NEW YORK — Inside Tribeca’s vintage Square Diner, with its midcentury patina and aroma of overheated coffee, about a dozen models are not so much posing as loitering. They are munching on french fries as they perch on red vinyl banquettes. Their eyes are heavily lined, and their hair has been teased into 1950s bouffants or roller-set into exaggerated curls.
And they are wearing dresses from Batsheva, the label designed by Batsheva Hay, a former lawyer who has a love for prairie dresses and buttoned-up ruffly blouses in old-fashioned cotton. Her business began two years ago as a passion project and has turned into a hot topic. And she is now a finalist in the CFDA-Vogue Fashion Fund competition.
So do not pooh-pooh prairie dresses.
The fashion industry has gotten behind them, and the modest, old-fashioned sensibility has had an influence far beyond their current popularity, which appears to be rising.
There’s a ripple of reserved femininity running through fashion. Young women have been drawn to dresses with small-scale floral prints, puffy sleeves and poofy shoulders. Hay’s vision has been the most pure. It doesn’t have the pop culture edginess of Gucci or the accessibility of Coach. Her clothes are far more earnest.
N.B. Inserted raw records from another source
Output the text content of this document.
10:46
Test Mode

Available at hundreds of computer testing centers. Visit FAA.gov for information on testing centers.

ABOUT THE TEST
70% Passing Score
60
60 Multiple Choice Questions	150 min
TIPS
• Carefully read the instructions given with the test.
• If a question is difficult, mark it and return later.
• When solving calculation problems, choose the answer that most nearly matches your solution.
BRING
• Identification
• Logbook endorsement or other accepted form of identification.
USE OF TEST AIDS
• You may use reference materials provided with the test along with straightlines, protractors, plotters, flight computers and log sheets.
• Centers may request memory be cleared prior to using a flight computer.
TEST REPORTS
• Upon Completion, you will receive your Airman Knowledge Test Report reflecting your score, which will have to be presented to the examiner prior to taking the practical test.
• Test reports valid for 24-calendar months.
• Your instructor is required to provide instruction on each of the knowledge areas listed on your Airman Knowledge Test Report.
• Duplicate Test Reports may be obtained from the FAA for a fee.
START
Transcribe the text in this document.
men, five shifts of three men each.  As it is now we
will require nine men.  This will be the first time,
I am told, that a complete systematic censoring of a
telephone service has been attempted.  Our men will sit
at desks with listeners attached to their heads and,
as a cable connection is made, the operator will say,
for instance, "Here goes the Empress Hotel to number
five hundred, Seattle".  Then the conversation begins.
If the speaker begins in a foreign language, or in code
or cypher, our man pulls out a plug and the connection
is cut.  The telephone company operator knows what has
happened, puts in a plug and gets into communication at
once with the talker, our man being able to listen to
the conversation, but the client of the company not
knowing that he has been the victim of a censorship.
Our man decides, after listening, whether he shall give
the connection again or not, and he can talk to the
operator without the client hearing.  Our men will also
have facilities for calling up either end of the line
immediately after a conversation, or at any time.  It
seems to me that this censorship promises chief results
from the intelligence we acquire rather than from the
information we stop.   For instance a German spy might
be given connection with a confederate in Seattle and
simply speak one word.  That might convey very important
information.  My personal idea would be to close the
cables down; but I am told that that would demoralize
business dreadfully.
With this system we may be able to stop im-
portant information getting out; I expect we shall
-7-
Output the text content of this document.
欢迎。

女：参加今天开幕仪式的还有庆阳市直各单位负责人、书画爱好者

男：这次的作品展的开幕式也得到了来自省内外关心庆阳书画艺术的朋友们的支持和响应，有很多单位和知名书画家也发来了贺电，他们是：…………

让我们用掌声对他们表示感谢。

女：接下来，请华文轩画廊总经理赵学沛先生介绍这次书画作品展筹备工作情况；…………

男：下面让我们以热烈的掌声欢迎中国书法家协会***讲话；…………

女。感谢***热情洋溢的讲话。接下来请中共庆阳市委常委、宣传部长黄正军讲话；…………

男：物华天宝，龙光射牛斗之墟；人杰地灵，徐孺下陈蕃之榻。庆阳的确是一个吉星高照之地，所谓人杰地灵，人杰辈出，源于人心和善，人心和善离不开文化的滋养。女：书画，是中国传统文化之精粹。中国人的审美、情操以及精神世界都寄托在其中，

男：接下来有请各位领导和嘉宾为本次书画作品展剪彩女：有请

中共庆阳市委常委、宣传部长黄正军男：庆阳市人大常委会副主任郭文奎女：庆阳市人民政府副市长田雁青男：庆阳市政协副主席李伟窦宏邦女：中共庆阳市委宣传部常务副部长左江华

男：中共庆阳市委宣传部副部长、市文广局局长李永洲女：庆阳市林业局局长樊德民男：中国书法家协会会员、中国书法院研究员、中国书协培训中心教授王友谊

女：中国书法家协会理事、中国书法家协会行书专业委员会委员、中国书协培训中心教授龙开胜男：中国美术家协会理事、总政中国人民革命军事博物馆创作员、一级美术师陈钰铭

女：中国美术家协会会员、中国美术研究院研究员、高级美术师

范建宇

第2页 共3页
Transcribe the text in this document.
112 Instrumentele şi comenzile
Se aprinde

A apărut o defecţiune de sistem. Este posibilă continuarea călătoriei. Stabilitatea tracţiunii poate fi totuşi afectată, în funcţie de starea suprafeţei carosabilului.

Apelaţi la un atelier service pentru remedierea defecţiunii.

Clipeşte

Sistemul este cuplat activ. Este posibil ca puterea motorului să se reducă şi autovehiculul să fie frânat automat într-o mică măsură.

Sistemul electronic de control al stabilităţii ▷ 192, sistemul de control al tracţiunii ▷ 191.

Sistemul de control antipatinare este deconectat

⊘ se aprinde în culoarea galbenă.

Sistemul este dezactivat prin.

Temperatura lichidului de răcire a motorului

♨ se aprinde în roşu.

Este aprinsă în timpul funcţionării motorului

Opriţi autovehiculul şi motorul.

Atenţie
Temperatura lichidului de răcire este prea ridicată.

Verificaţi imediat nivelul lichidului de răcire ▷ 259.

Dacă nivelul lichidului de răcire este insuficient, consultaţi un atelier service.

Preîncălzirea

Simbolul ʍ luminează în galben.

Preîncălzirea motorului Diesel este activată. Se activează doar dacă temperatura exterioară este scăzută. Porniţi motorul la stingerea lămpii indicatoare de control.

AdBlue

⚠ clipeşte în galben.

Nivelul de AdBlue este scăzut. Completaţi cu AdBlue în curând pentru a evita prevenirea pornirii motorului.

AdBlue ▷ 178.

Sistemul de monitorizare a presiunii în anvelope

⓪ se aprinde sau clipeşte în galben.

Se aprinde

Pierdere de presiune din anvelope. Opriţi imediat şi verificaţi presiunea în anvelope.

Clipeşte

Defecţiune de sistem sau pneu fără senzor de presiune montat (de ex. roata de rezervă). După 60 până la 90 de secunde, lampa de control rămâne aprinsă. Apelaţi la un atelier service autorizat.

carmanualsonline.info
For spring 2019, her intent is to explore the inherent tension in the style that she is proposing. Her work has a retro sensibility, but she uses contemporary fabrics, such as pink and green metallics. One can most easily envision these dresses out in the country, but they are meant for city dwellers — they were, after all, designed by a woman who grew up in Queens. They are modest, in that they are high-necked and reveal little skin; but they are so out of the ordinary and visually jarring that they immediately draw attention to themselves and whomever happens to be wearing them.
There is something intriguing about what Hay is proposing, which is to use fashion as a visually symbolic rejection of the slickness of contemporary life. This is her answer to streetwear, which allows one to move incognito through the public square. The only connections are with like-minded passersby who understand the codes of prestige written into a particular sweatshirt or pair of sneakers. Batsheva eschews anonymity. There’s no hiding in these clothes.
They are provocative but only because they are so darned civil and precious and sweet. They don’t swagger. They don’t brag.
Their power is in everything that they refuse to be.